In Memory: A Previous Era of Twins Pitching
Image courtesy of © Dan Hamilton-USA TODAY Sportstwinsd3. Joe Mays
Joe Mays was classic early 2000s Twins. He actually debuted in 1999 and put up 1.5 and 1.9 fWAR seasons respectively in his first two years, right around a 2019 Martin Perez season in terms of value. It was 2001 however that everything went right for Mays. He rode a 3.16 ERA and 4.27 FIP through over 230 innings and put up 3.1 fWAR. In his lone All-Star season, Mays had a career low BABIP of .243 and struck out an outrageous 12.9% of hitters. For reference, Jose Berrios has struck out 23.1% of hitters he’s faced in his career.

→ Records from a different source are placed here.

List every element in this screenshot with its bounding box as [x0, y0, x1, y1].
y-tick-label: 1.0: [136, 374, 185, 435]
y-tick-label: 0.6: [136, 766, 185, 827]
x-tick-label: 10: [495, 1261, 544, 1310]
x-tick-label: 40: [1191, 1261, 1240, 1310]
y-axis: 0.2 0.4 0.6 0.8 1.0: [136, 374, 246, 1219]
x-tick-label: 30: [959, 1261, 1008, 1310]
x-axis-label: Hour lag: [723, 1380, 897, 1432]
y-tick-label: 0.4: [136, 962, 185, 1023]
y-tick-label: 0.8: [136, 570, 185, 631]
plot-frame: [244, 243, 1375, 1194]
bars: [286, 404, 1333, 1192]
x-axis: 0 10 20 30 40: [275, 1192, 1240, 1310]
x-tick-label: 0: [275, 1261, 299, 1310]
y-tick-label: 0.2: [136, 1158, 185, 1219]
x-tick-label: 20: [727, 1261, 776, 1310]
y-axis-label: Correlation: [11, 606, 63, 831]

Mays was rewarded with a 4-year $20 million contract with the Twins, a much more lucrative deal in those days. Unfortunately, Mays pitched three more seasons with the Twins and was worth -.2 fWAR. He never recaptured that season where the ball seemed to find his fielders' gloves consistently.
2. Scott Diamond
Scott Diamond was one of my favorite Twins pitchers of this era for a number of reasons. Who doesn’t love a big leaguer that wasn’t even officially drafted? He found his way to the Twins by way of the Rule 5 draft, where stories of even moderate success are rare. He was a bit unlucky in his debut season of 2011 with a 5.08 ERA and 4.36 FIP in 39 innings. In his second season however, Diamond managed a 3.54 ERA and 3.94 FIP. He walked less than 5% of his batters faced while spinning grounders at a 53.4% clip. He was worth 2.4 fWAR in 2012, which was more than the rest of his career.
Diamond also flamed out after his career year. Much like Mays, the groundballs just stopped going his way, and his career 10.9 K% just couldn’t keep him afloat.
1. Nick Blackburn
I don’t know about you, but when I think of Nick Blackburn, I think of Pirahna Baseball. Blackburn’s success actually matched up with some classic early 2000s Twins teams in 2008 and 2009. In those seasons he succeeded with an 87 mph fastball and a groundball rate of around 45%. He fit the mold of not walking or striking anybody out (5.7% and 10.8% respectively for his career) and was the exact style of pitcher the Twins front office loved during that era.
Blackburn at least managed to string two successful season together and they came in seasons where the Twins were competitive, with 2009 being the classic “Game 163 Season”. Unfortunately just like Diamond and Mays, Blackburn’s success had an expiration date. He pitched three more seasons and was worth -.4 fWAR, and I still remember the sadness of going to games and seeing Nick Blackburn banners in 2012 as he limped to a 7.39 ERA.
These pitchers are proof of how far the Twins organization has come. This strategy clearly wasn’t ideal for the long haul as we see with Mays', Diamond's and Blackburn’s careers. That being said, the previous era is full of forgotten pitchers that were tons of fun despite having no chance of making the current Twins roster. Which ones were your favorites?